(Repeats story that first ran on Wednesday)
By Dhara Ranasinghe
LONDON, Aug 7 (Reuters) - With German bond yields sinking to new lows on an almost daily basis, some investors are looking to Switzerland as a yardstick for how low government borrowing costs in Europe’s biggest economy could go.
Germany’s benchmark 10-year government bond yield on Wednesday fell to -0.60% as an unexpected large rate cut from New Zealand and weak German data fuelled expectations for aggressive easing from major central banks.
Switzerland’s key interest rate is at -0.75% and its 10-year bond yield is at -0.96%, providing a guide for where euro zone yields could fall to if it is assumed that the European Central Bank cuts rates to as low as Swiss levels.
“Swiss 10-year bond yields are close to -1%, and with the ECB looking at the SNB (Swiss National Bank) for inspiration it’s entirely possible to imagine Bund yields down there in the future,” said Ross Hutchison, fund manager, fixed income, Aberdeen Standard Investments.
For sure, yields in Germany - the euro zone’s benchmark bond issuer - have dropped well below bank forecasts.
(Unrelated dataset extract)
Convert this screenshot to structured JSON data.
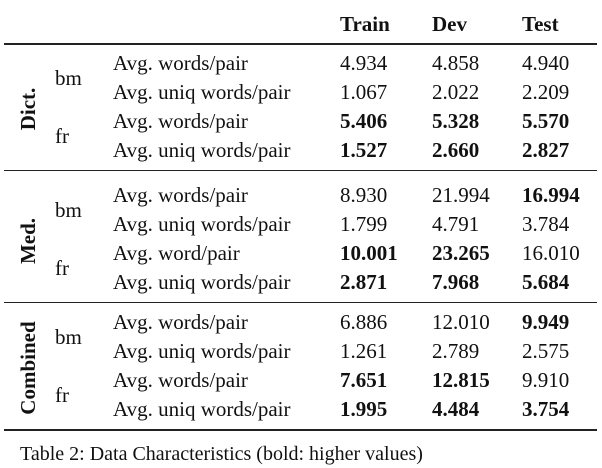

Goldman cut its 10-year Bund yield forecast in June to -0.5% by the end of the year.
HSBC on Tuesday slashed its forecasts for U.S. and German yields in the face of expectations for weak inflation and central bank easing. It now expects German 10-year yields to fall to -0.8% from a previous forecast of -0.2%.
A scarcity of bonds from triple-A rated Germany, where supply has been low in recent years because of a budget surplus, alongside buying by the ECB for quantitative easing means there are long-term structural factors pushing yields lower.
Weak economic data, prospects for fresh rate cuts, and more stimulus are accentuating the trend, while risks such as Brexit mean demand for safe-haven bonds such as German ones are strong even though that means investors are paying the government to hold its debt.
“My point is that even if you don’t expect a recession in Europe, it will be a very difficult period because of the headwinds in the German economy,” said Mauro Vittorangeli, CIO conviction fixed income at Allianz Global Investors.
“So if you’re thinking about how far the rally can go on, take a look at the Swiss experience - yields can stay below the central bank rate for a long time in the presence of scarcity.”
The SNB has held rates at -0.75% since 2015.
In the euro zone, money markets fully price in a 10 bps cut in the ECB’s -0.40% deposit rate in September, followed by another by year-end and a further one by late 2020.
Jim Leaviss, a fixed income fund manager at M&G, said that the stimulative impact of further rate cuts on the economy was in question.
“Having said that, the deposit rate could be cut again - to as low as -0.75%? Who knows, but in that scenario the 10-year Bund yield at -1% wouldn’t be unreasonable,” he said.